Ces femmes, elles sont partout, dans le quartier du Maroc, où elles officient, sous la « protection des autorités administratives », et qui s'appelle le Bousbir, elles sont dans l'imaginaire des hommes, des autochtones comme des étrangers, elles font fantasmer les garçons d'avant la puberté, et d'après leur virilité découverte. Elles sont partout car leurs chairs habitent bien plus les hommes que les hommes ne les possèdent, et pourtant, véritablement, elles sont nulle part. Nul ne soucie d'elles, nul ne les connait, nul ne cherche à les connaître, car les hommes n'ont à coeur que d'obéir aux envies pulsionnelles de leur sexe, et si tous veulent ces femmes, ce n'est que pour leur plaisir ; alors, ces femmes n'existent pas.
Leur vie, leur destin, leur personnalité, leur devenir, leur manque de devenir, tout ce que ne s'offre pas et ne s'ouvre pas pour quelques billets, n'est qu'anonymat pour l'homme. Même leur prénom est gommé, même les photos truquent leurs origines en les faisant Tunisiennes, Marocaines ou d'ailleurs… Et cet anonymat, cette insignifiance imposées à des femmes pourtant si prégnantes dans les vies masculines qui ne les croisent que pour les basculer,
Valentine Goby en fait un cri de colère. Elle s'insurge contre cet état de faits, et lorsqu'Isabelle, son héroïne, récupère la photo d'une de ces femmes, c'est une plongée dans l'univers de ces femmes oubliées d'avoir été si exposées, que l'auteure nous offre.
La photo, elle provient de son grand-père, du temps, où il étaient un jeune militaire français, et qu'il s'offrait une femme pour son réveillon, alors que sa maîtresse obligeante, car obligée, ne s'exécutait qu'en espérant qu'elle gagnerait, en plus de sa subsistance, une place de cinéma, afin d'y voir sur grand écran la vie de Jeanne d'Arc, la femme qui a conduit une armée d'hommes pour les résultats que l'on sait.

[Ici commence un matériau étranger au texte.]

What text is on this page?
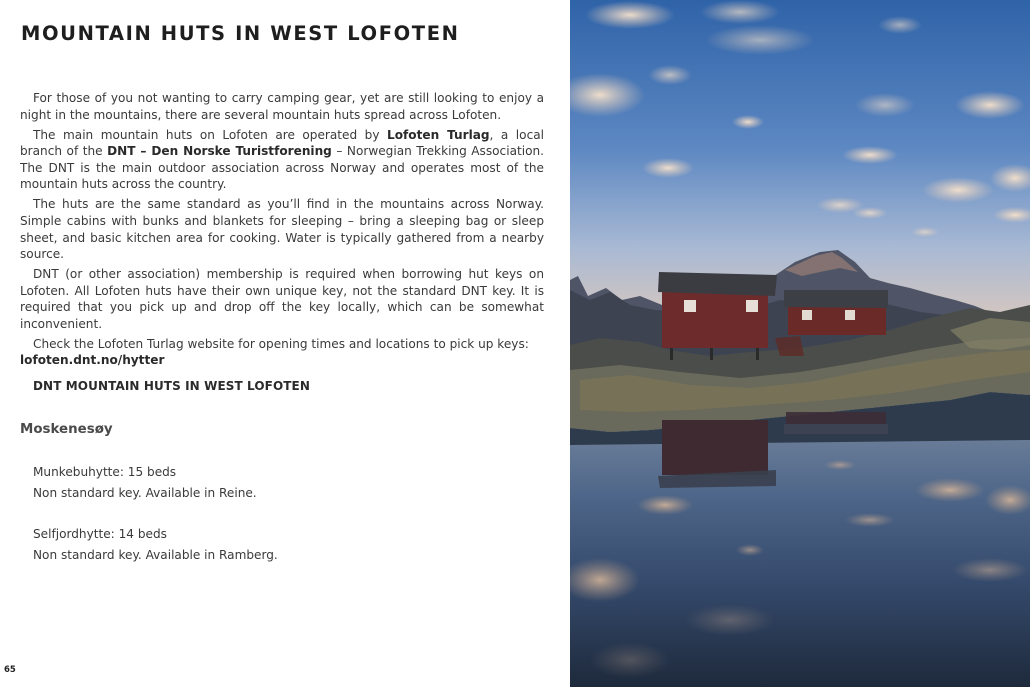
MOUNTAIN HUTS IN WEST LOFOTEN

For those of you not wanting to carry camping gear, yet are still looking to enjoy a night in the mountains, there are several mountain huts spread across Lofoten.

The main mountain huts on Lofoten are operated by Lofoten Turlag, a local branch of the DNT – Den Norske Turistforening – Norwegian Trekking Association. The DNT is the main outdoor association across Norway and operates most of the mountain huts across the country.

The huts are the same standard as you’ll find in the mountains across Norway. Simple cabins with bunks and blankets for sleeping – bring a sleeping bag or sleep sheet, and basic kitchen area for cooking. Water is typically gathered from a nearby source.

DNT (or other association) membership is required when borrowing hut keys on Lofoten. All Lofoten huts have their own unique key, not the standard DNT key. It is required that you pick up and drop off the key locally, which can be somewhat inconvenient.

Check the Lofoten Turlag website for opening times and locations to pick up keys:
lofoten.dnt.no/hytter

DNT MOUNTAIN HUTS IN WEST LOFOTEN
Moskenesøy
Munkebuhytte: 15 beds
Non standard key. Available in Reine.
Selfjordhytte: 14 beds
Non standard key. Available in Ramberg.
65
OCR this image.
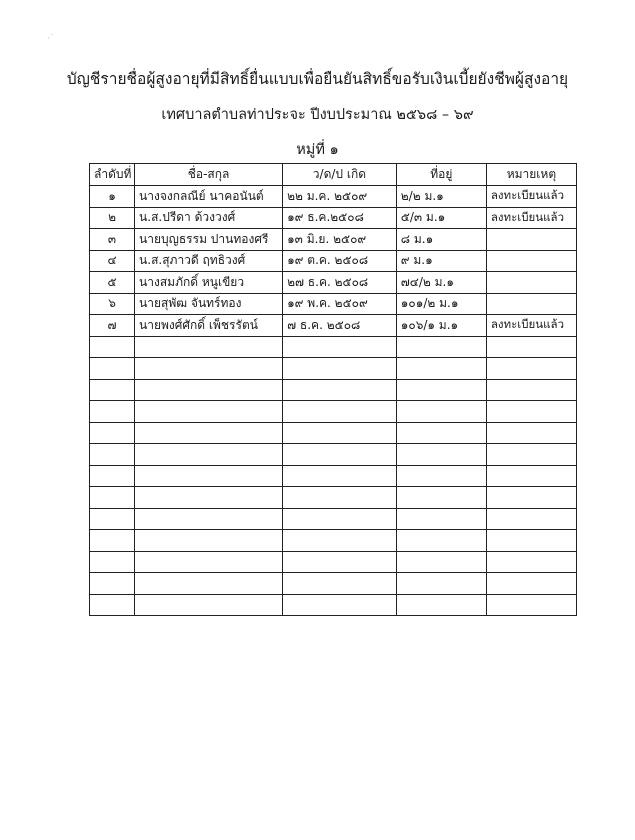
·˙
บัญชีรายชื่อผู้สูงอายุที่มีสิทธิ์ยื่นแบบเพื่อยืนยันสิทธิ์ขอรับเงินเบี้ยยังชีพผู้สูงอายุ
เทศบาลตำบลท่าประจะ ปีงบประมาณ ๒๕๖๘ – ๖๙
หมู่ที่ ๑
ลำดับที่	ชื่อ-สกุล	ว/ด/ป เกิด	ที่อยู่	หมายเหตุ
๑	นางจงกลณีย์ นาคอนันต์	๒๒ ม.ค. ๒๕๐๙	๒/๒ ม.๑	ลงทะเบียนแล้ว
๒	น.ส.ปรีดา ด้วงวงศ์	๑๙ ธ.ค.๒๕๐๘	๕/๓ ม.๑	ลงทะเบียนแล้ว
๓	นายบุญธรรม ปานทองศรี	๑๓ มิ.ย. ๒๕๐๙	๘ ม.๑	
๔	น.ส.สุภาวดี ฤทธิวงศ์	๑๙ ต.ค. ๒๕๐๘	๙ ม.๑	
๕	นางสมภักดิ์ หนูเขียว	๒๗ ธ.ค. ๒๕๐๘	๗๔/๒ ม.๑	
๖	นายสุพัฒ จันทร์ทอง	๑๙ พ.ค. ๒๕๐๙	๑๐๑/๒ ม.๑	
๗	นายพงศ์ศักดิ์ เพ็ชรรัตน์	๗ ธ.ค. ๒๕๐๘	๑๐๖/๑ ม.๑	ลงทะเบียนแล้ว
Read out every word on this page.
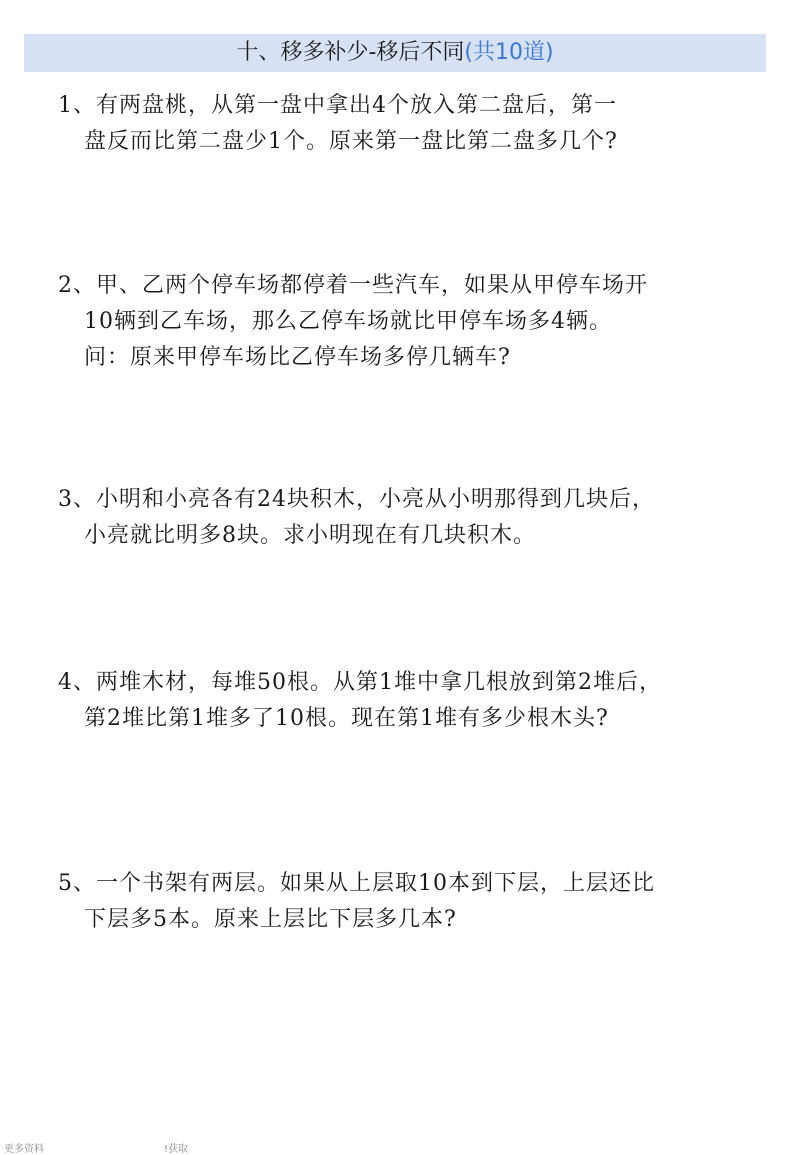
十、移多补少-移后不同(共10道)
1、有两盘桃，从第一盘中拿出4个放入第二盘后，第一
盘反而比第二盘少1个。原来第一盘比第二盘多几个?
2、甲、乙两个停车场都停着一些汽车，如果从甲停车场开
10辆到乙车场，那么乙停车场就比甲停车场多4辆。
问：原来甲停车场比乙停车场多停几辆车?
3、小明和小亮各有24块积木，小亮从小明那得到几块后，
小亮就比明多8块。求小明现在有几块积木。
4、两堆木材，每堆50根。从第1堆中拿几根放到第2堆后，
第2堆比第1堆多了10根。现在第1堆有多少根木头?
5、一个书架有两层。如果从上层取10本到下层，上层还比
下层多5本。原来上层比下层多几本?
更多资料	!获取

Dans ce texte, il y a aussi Miloudi, un photographe amoureux de son art depuis l'enfance. Il a tenté Paris, mais Paris ne l'a pas compris, car Paris ne voulait pas comprendre les autres-côtés de la Méditerranée, ce que Paris voulait, c'était les fameux clichés qui donnent du sel à leurs fantasmes stéréotypés, et Miloudi n'est pas des machines à les fournir. Il est un enfant du Maroc, il a connu le Bousbir, il sait le secret des femmes « surexposées », il partage la colère d'Isabelle, et il se sert de son art pour le crier et le revendiquer. Isabelle et lui se croiseront le temps de quelques mots, d'un regard et d'une poignée de mains partagés sur le sol marocain, mais l'essentiel sera dit ; ils sont de la même étoffe. de celle qui fait de
Valentine Goby l'auteure d'un roman qui claque à l'âme et nous crie de ne pas oublier celles que l'on dénude trop pour les voir.